Empire Co Ltd jpg

As it reported its strongest sales in almost ten years for the third quarter of fiscal 2019, Empire Co. also confirmed plans to open 12 new FreshCo locations in B.C. and Manitoba in 2019.

Ten new FreshCo stores will open in B.C. this year and two in Manitoba, Empire reports, depending on the timing of construction schedules and permits.

Over the next several years, Empire expects to convert up to 25 per cent of its 255 Safeway and Sobeys full service format stores in Western Canada to its FreshCo discount format. A favourable labour decision in January by a special officer appointed by the B.C. government allowed Empire to offer voluntary buyouts to eligible long-service B.C. Safeway employees. The company says this means it can move ahead with the discount expansion.

Five B.C. stores which closed in July of last year will be converted to the FreshCo format, along with a further five B.C. stores announced on January 29, 2019.

Quarterly sales, profit up

For the third quarter of fiscal 2019, Empire reported 3.3 per cent growth in same store sales excluding fuel. Excluding pharmacy also, the growth was 3.9 per cent. Figures for the same quarter in 2018 were 1.1 per cent excluding fuel and 1.4 per cent excluding fuel and pharmacy. Figures included eight weeks of operations at Farm Boy stores – Empire completed its acquisition of Farm Boy in December.

Tonnage – units sold – grew for the third consecutive quarter, rising 1.5 per cent – the best growth in the metric in 34 quarters.

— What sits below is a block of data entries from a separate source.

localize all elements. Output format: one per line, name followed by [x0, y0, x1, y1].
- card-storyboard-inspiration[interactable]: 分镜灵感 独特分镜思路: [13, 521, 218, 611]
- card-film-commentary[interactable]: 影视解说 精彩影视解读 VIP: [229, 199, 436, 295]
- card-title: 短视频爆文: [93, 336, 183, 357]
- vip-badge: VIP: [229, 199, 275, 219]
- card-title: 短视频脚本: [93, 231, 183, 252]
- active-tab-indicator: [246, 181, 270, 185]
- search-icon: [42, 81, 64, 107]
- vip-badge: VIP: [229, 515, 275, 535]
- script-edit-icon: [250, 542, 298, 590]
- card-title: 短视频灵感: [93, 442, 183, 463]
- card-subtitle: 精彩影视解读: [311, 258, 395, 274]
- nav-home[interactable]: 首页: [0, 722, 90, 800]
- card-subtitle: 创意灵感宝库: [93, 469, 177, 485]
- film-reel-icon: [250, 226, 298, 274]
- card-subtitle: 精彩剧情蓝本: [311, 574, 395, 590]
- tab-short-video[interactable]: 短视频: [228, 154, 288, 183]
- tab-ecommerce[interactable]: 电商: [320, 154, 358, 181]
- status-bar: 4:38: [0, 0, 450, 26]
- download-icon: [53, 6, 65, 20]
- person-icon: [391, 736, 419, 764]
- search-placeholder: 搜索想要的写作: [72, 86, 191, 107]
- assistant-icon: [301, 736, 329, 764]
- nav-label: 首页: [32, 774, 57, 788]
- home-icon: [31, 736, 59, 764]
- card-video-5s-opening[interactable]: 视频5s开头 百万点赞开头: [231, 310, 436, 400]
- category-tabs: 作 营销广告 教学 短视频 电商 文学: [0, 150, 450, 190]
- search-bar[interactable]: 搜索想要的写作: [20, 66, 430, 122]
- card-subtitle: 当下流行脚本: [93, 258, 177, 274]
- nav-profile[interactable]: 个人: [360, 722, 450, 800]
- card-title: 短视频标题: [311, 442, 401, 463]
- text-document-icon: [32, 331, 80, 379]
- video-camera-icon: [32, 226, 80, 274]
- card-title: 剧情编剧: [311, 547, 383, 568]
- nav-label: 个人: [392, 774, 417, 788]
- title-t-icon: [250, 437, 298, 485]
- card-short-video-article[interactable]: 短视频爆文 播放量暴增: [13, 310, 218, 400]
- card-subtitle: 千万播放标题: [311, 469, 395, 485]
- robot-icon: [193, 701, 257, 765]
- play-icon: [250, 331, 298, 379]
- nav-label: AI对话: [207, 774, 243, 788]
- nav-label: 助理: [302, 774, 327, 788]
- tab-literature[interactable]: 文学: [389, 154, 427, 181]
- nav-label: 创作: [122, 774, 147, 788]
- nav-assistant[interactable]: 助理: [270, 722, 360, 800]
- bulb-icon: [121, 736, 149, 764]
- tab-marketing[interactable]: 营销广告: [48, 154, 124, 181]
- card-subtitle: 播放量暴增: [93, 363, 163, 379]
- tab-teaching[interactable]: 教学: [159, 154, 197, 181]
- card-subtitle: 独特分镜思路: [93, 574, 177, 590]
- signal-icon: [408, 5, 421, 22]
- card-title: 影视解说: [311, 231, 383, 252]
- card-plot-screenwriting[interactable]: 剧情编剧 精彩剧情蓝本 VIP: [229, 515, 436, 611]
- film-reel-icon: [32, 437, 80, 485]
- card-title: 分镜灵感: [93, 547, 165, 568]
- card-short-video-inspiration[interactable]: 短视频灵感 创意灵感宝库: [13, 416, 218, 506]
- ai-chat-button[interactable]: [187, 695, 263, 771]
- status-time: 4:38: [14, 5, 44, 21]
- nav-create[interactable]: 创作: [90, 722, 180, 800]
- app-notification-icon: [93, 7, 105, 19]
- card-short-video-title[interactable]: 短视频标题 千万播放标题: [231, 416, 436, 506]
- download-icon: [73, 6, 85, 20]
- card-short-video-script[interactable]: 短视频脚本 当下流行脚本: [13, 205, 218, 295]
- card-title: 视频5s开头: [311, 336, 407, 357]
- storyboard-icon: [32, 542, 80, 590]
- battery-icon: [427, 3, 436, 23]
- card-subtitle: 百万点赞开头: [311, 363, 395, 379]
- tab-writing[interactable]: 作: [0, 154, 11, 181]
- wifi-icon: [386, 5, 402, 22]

Gross profit for the quarter was $1.51 billion on $6.25 billion in sales, up from $1.44 and $6.03 billion respectively for the same quarter last year. Higher sales, the incorporation of Farm Boy results and early benefits from category changes under the Project Sunrise corporate transformation contributed to the profit growth. That growth was partially offset by store closures in Western Canada and lower pharmacy margins.

 “Our execution continued to improve this quarter, building on our run of positive tonnage growth and strong same-store sales across the country,” said Michael Medline, Empire president and CEO. “Sales were the strongest we have seen in almost ten years. Improving margin rates in the third quarter are a harbinger of more progress to come as category reset changes start flowing through to our bottom line.”

Medline added that Empire has gone from losing market share, to holding the line, to now beginning to win market share back – “a big turn in a short period of time.”

Empire views Farm Boy as a key weapon in its drive to expand in the Greater Toronto Area – along with a forthcoming robot-enabled online delivery fulfilment centre. Medline told analysts during a conference call that Farm Boy is now one of Empire’s best performing stores, and that customer reception in Toronto has been resoundingly positive.